Palm Springs continues to exert a tractor-beam pull on fans of MCM, many of whom succumb to buying or building their own desert hideaways. Two men, both named Patrick, have taken very different approaches to living in this classic desert environment.
In 2005, Chicago businessman Patrick Boyce bought not only an Alexander home for his own vacation usage, but a two-bedroom unit in a 1957 apartment complex known as Desert Holly. Boyce, who had designed a couple of lamps and retro-tiki-mod interiors for friends, fell hard for the 1,100-square-foot cinderblock condo and its location by the San Jacinto foothills. He nixed the seller’s plans for the ’50s Gaffers & Sattler appliances to be yanked out, and practiced his nascent interior design skills when it came to furnishing the vacation rental. Vintage pieces—a Ligne Roset couch, a “lemon slice” dinette set and a ’60s Captain Kirk-esque swiveling vinyl chair—were augmented with a shag rug and a surfboard table Boyce made. In one bedroom, midcentury light fixtures illuminate a padded headboard in the shape of the Budweiser logo—take that ode as you will.
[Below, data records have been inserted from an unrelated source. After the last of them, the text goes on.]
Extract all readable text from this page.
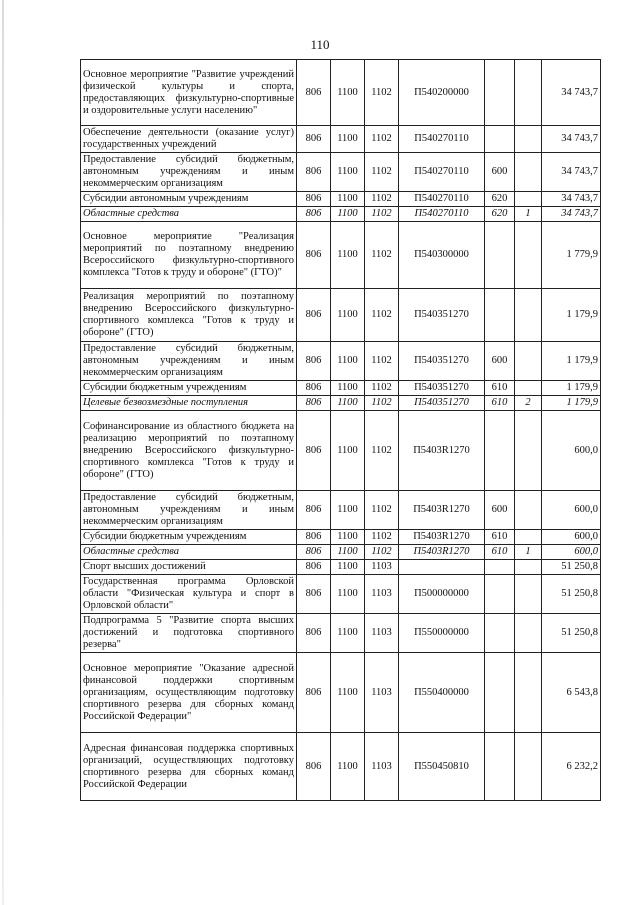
110
Основное мероприятие "Развитие учреждений физической культуры и спорта, предоставляющих физкультурно-спортивные и оздоровительные услуги населению"	806	1100	1102	П540200000			34 743,7
Обеспечение деятельности (оказание услуг) государственных учреждений	806	1100	1102	П540270110			34 743,7
Предоставление субсидий бюджетным, автономным учреждениям и иным некоммерческим организациям	806	1100	1102	П540270110	600		34 743,7
Субсидии автономным учреждениям	806	1100	1102	П540270110	620		34 743,7
Областные средства	806	1100	1102	П540270110	620	1	34 743,7
Основное мероприятие "Реализация мероприятий по поэтапному внедрению Всероссийского физкультурно-спортивного комплекса "Готов к труду и обороне" (ГТО)"	806	1100	1102	П540300000			1 779,9
Реализация мероприятий по поэтапному внедрению Всероссийского физкультурно-спортивного комплекса "Готов к труду и обороне" (ГТО)	806	1100	1102	П540351270			1 179,9
Предоставление субсидий бюджетным, автономным учреждениям и иным некоммерческим организациям	806	1100	1102	П540351270	600		1 179,9
Субсидии бюджетным учреждениям	806	1100	1102	П540351270	610		1 179,9
Целевые безвозмездные поступления	806	1100	1102	П540351270	610	2	1 179,9
Софинансирование из областного бюджета на реализацию мероприятий по поэтапному внедрению Всероссийского физкультурно-спортивного комплекса "Готов к труду и обороне" (ГТО)	806	1100	1102	П5403R1270			600,0
Предоставление субсидий бюджетным, автономным учреждениям и иным некоммерческим организациям	806	1100	1102	П5403R1270	600		600,0
Субсидии бюджетным учреждениям	806	1100	1102	П5403R1270	610		600,0
Областные средства	806	1100	1102	П5403R1270	610	1	600,0
Спорт высших достижений	806	1100	1103				51 250,8
Государственная программа Орловской области "Физическая культура и спорт в Орловской области"	806	1100	1103	П500000000			51 250,8
Подпрограмма 5 "Развитие спорта высших достижений и подготовка спортивного резерва"	806	1100	1103	П550000000			51 250,8
Основное мероприятие "Оказание адресной финансовой поддержки спортивным организациям, осуществляющим подготовку спортивного резерва для сборных команд Российской Федерации"	806	1100	1103	П550400000			6 543,8
Адресная финансовая поддержка спортивных организаций, осуществляющих подготовку спортивного резерва для сборных команд Российской Федерации	806	1100	1103	П550450810			6 232,2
“In the ’60s when I was a youth growing up in Chicago, many people would use their basements as entertainment areas. Because of the brutal, long winters of the Midwest, they did their basements with tiki bars and tropical island themes to get their minds off what was outside,” he says. “I just decided that whenever I owned my own home, I was going to have a room or area with Hawaiiana and Polynesian artwork and midcentury modern.” And so he does.